SWR - Südwestrundfunk

Das Erste
Tabubruch im HipHop-Tatort?
SWR-Tatort-Redaktion bietet Plattform für neue Genre-Entwicklungen

    Baden-Baden (ots) - Ein ungewöhnlicher Tatort war am gestrigen
Sonntag auf den Bildschirmen zu sehen. Vordergründig war es ein Kuss
zwischen zwei Frauen, der als "Tabubruch im Tatort" von der Presse
betitelt wurde. Geküsst hatte die Ludwighafener Kommissarin Lena
Odenthal (Ulrike Folkerts) die Zeugin Mona (Sandra Borgmann), um das
nähere Hinsehen eines Polizisten zu verhindern. Er hätte die beiden
Frauen sonst beim illegalen Sprayen erwischen können. Die
selbstironische Spitze der Kommissarin nach dem Kuss ("Das hilft
immer") ist aber nur ein Detail in der filmästhetisch besonderen
Inszenierung des SWR-Krimis. Denn gedreht hat den Tatort der
Regisseur Dominik Reding, einer der beiden Brüder, die gerade erst
mit dem Kinofilm "Oi! Warning" viel Lob von der Filmkritik erhielten.
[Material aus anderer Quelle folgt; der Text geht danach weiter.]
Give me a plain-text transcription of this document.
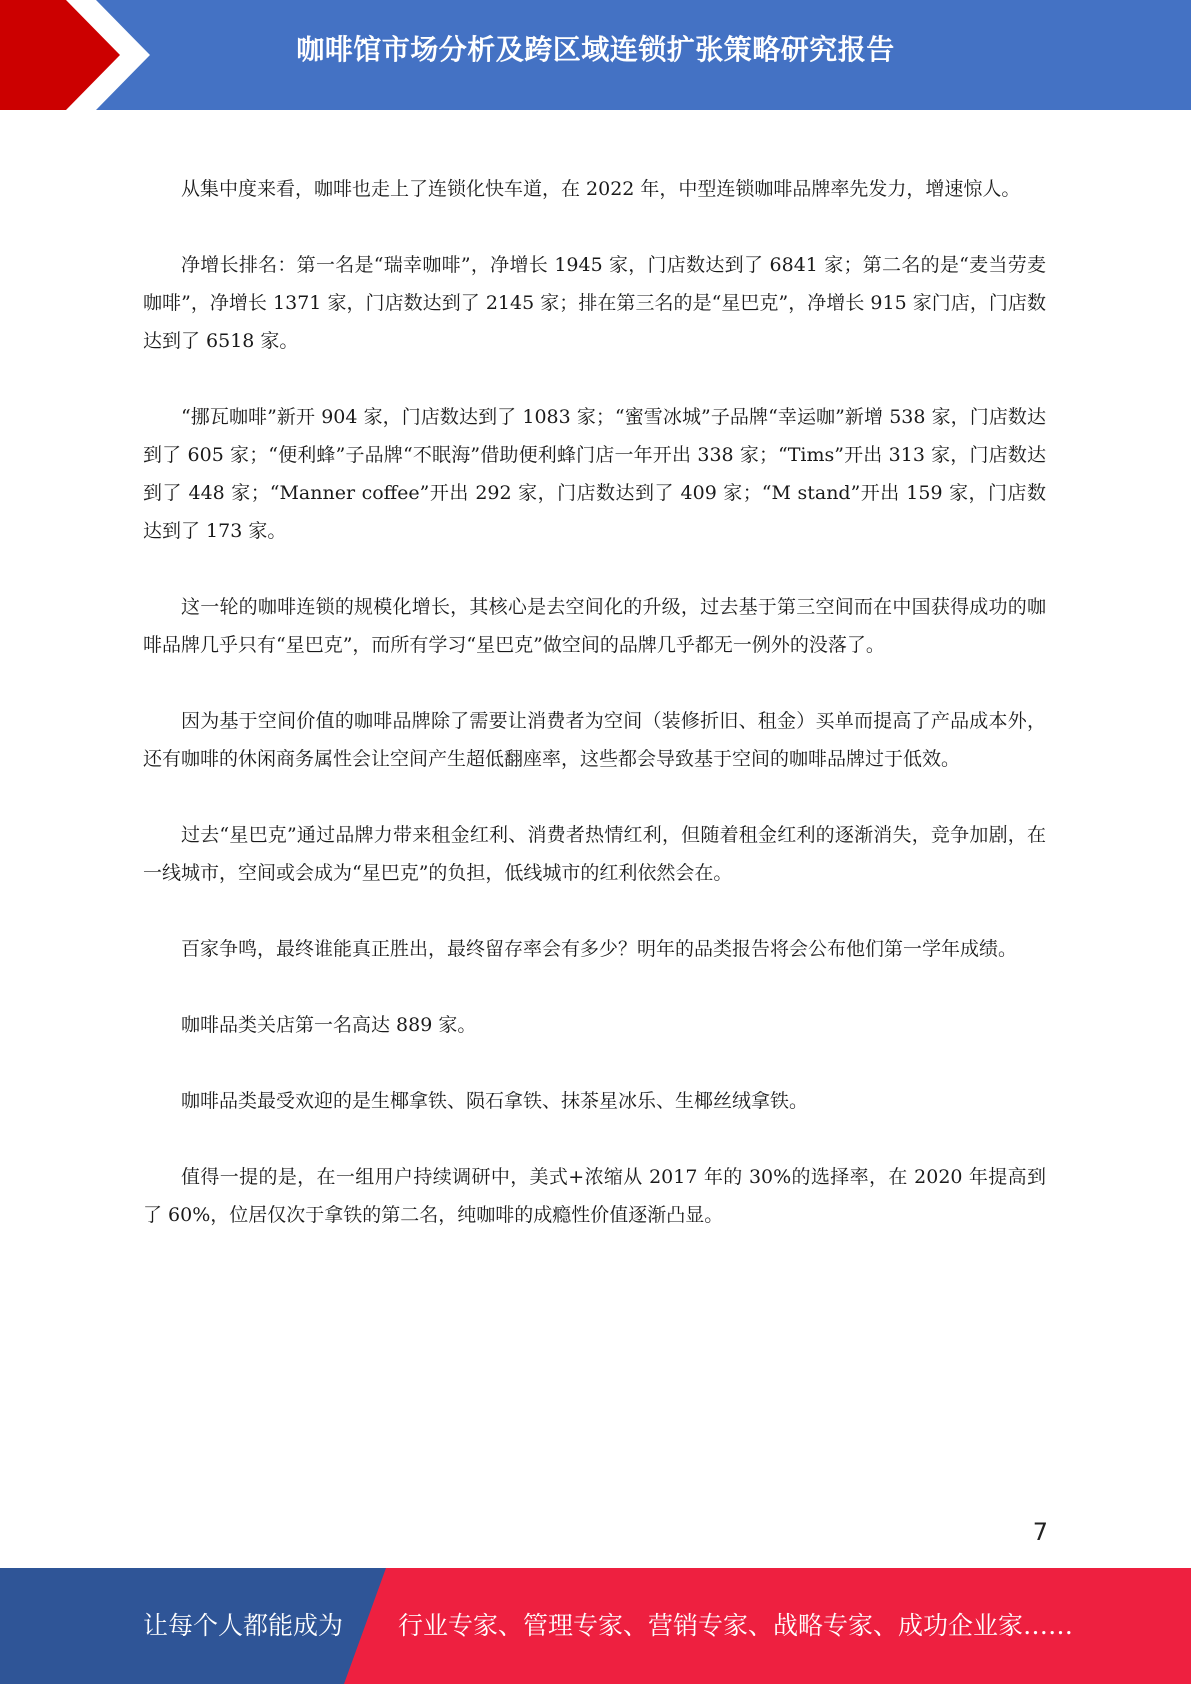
咖啡馆市场分析及跨区域连锁扩张策略研究报告

从集中度来看，咖啡也走上了连锁化快车道，在 2022 年，中型连锁咖啡品牌率先发力，增速惊人。

净增长排名：第一名是“瑞幸咖啡”，净增长 1945 家，门店数达到了 6841 家；第二名的是“麦当劳麦咖啡”，净增长 1371 家，门店数达到了 2145 家；排在第三名的是“星巴克”，净增长 915 家门店，门店数达到了 6518 家。

“挪瓦咖啡”新开 904 家，门店数达到了 1083 家；“蜜雪冰城”子品牌“幸运咖”新增 538 家，门店数达到了 605 家；“便利蜂”子品牌“不眠海”借助便利蜂门店一年开出 338 家；“Tims”开出 313 家，门店数达到了 448 家；“Manner coffee”开出 292 家，门店数达到了 409 家；“M stand”开出 159 家，门店数达到了 173 家。

这一轮的咖啡连锁的规模化增长，其核心是去空间化的升级，过去基于第三空间而在中国获得成功的咖啡品牌几乎只有“星巴克”，而所有学习“星巴克”做空间的品牌几乎都无一例外的没落了。

因为基于空间价值的咖啡品牌除了需要让消费者为空间（装修折旧、租金）买单而提高了产品成本外，还有咖啡的休闲商务属性会让空间产生超低翻座率，这些都会导致基于空间的咖啡品牌过于低效。

过去“星巴克”通过品牌力带来租金红利、消费者热情红利，但随着租金红利的逐渐消失，竞争加剧，在一线城市，空间或会成为“星巴克”的负担，低线城市的红利依然会在。

百家争鸣，最终谁能真正胜出，最终留存率会有多少？明年的品类报告将会公布他们第一学年成绩。

咖啡品类关店第一名高达 889 家。

咖啡品类最受欢迎的是生椰拿铁、陨石拿铁、抹茶星冰乐、生椰丝绒拿铁。

值得一提的是，在一组用户持续调研中，美式+浓缩从 2017 年的 30%的选择率，在 2020 年提高到了 60%，位居仅次于拿铁的第二名，纯咖啡的成瘾性价值逐渐凸显。

7
让每个人都能成为 行业专家、管理专家、营销专家、战略专家、成功企业家……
Ihre authentische Darstellung des Skinhead-Milieus war einer der
Gründe für die SWR-Tatort-Redaktion und den Tatort-Produzenten Ulrich
Herrmann wieder einmal etwas zu wagen in der Krimi-Reihe im Ersten:
    
    "Es gehört zur Philosophie des Odenthal-Tatortes, das Genre immer
wieder aufzubrechen und selbstbewusst zu definieren. "Tod im All"
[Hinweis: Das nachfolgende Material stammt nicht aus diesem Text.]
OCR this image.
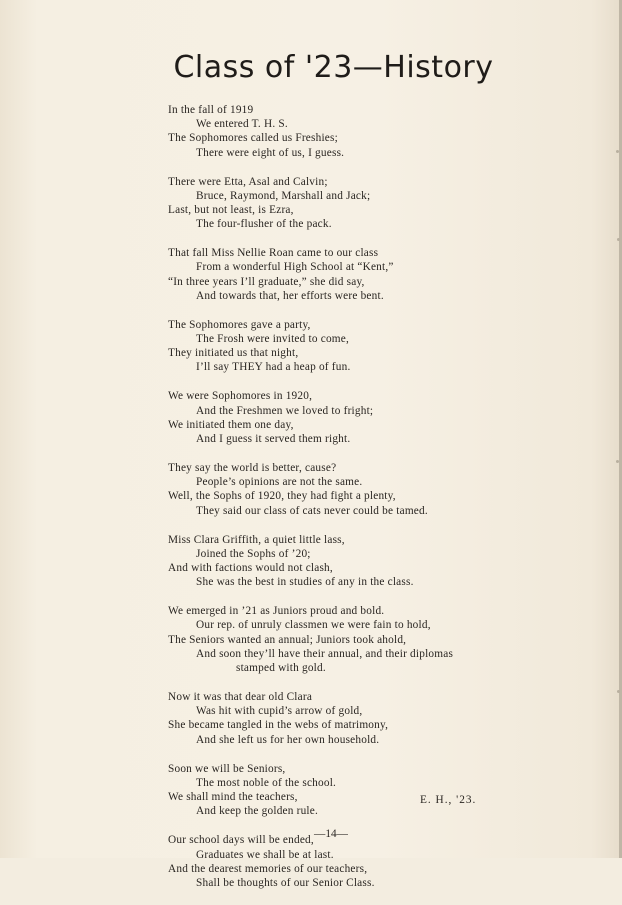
Class of '23—History
In the fall of 1919
We entered T. H. S.
The Sophomores called us Freshies;
There were eight of us, I guess.
There were Etta, Asal and Calvin;
Bruce, Raymond, Marshall and Jack;
Last, but not least, is Ezra,
The four-flusher of the pack.
That fall Miss Nellie Roan came to our class
From a wonderful High School at “Kent,”
“In three years I’ll graduate,” she did say,
And towards that, her efforts were bent.
The Sophomores gave a party,
The Frosh were invited to come,
They initiated us that night,
I’ll say THEY had a heap of fun.
We were Sophomores in 1920,
And the Freshmen we loved to fright;
We initiated them one day,
And I guess it served them right.
They say the world is better, cause?
People’s opinions are not the same.
Well, the Sophs of 1920, they had fight a plenty,
They said our class of cats never could be tamed.
Miss Clara Griffith, a quiet little lass,
Joined the Sophs of ’20;
And with factions would not clash,
She was the best in studies of any in the class.
We emerged in ’21 as Juniors proud and bold.
Our rep. of unruly classmen we were fain to hold,
The Seniors wanted an annual; Juniors took ahold,
And soon they’ll have their annual, and their diplomas
stamped with gold.
Now it was that dear old Clara
Was hit with cupid’s arrow of gold,
She became tangled in the webs of matrimony,
And she left us for her own household.
Soon we will be Seniors,
The most noble of the school.
We shall mind the teachers,
And keep the golden rule.
Our school days will be ended,
Graduates we shall be at last.
And the dearest memories of our teachers,
Shall be thoughts of our Senior Class.
E. H., '23.
—14—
(1996), "Der kalte Tod" (1998): Das sind Folgen, die in gewagten,
spektakulären Milieus spielen und noch nach Jahren fest in der
Erinnerung unserer Zuschauer verankert sind. Ich bin überzeugt, dass
die Tatort-Fangemeinde ihren Ursprung in eher ungewöhnlichen,
tabubrechenden Geschichten hat, von der "Reifeprüfung" bis zum
singenden Krug. Was gestern noch unerhört war, wird schon heute als
selbstverständlich angenommen.
    
    Es ist dabei typisch für den SWR, mit jungen Kinoregisseuren
zusammenzuarbeiten, von Nina Grosse und Connie Walther bis Miguel
Alexandre und Martin Eigler. Der SWR hat es sich zur Aufgabe gemacht,
Unikate zu produzieren. "Fette Krieger", inszeniert von Dominik
Reding, ist eine radikale kleine Geschichte im HipHop-Milieu, mit
einer bestechenden, eigenwilligen Bildsprache und viel Witz, wie ich
finde. Dieser Tatort richtet sich dabei bewusst an jüngere
Tatort-Fans. Aber auch an Ältere, die im Herzen jung geblieben sind.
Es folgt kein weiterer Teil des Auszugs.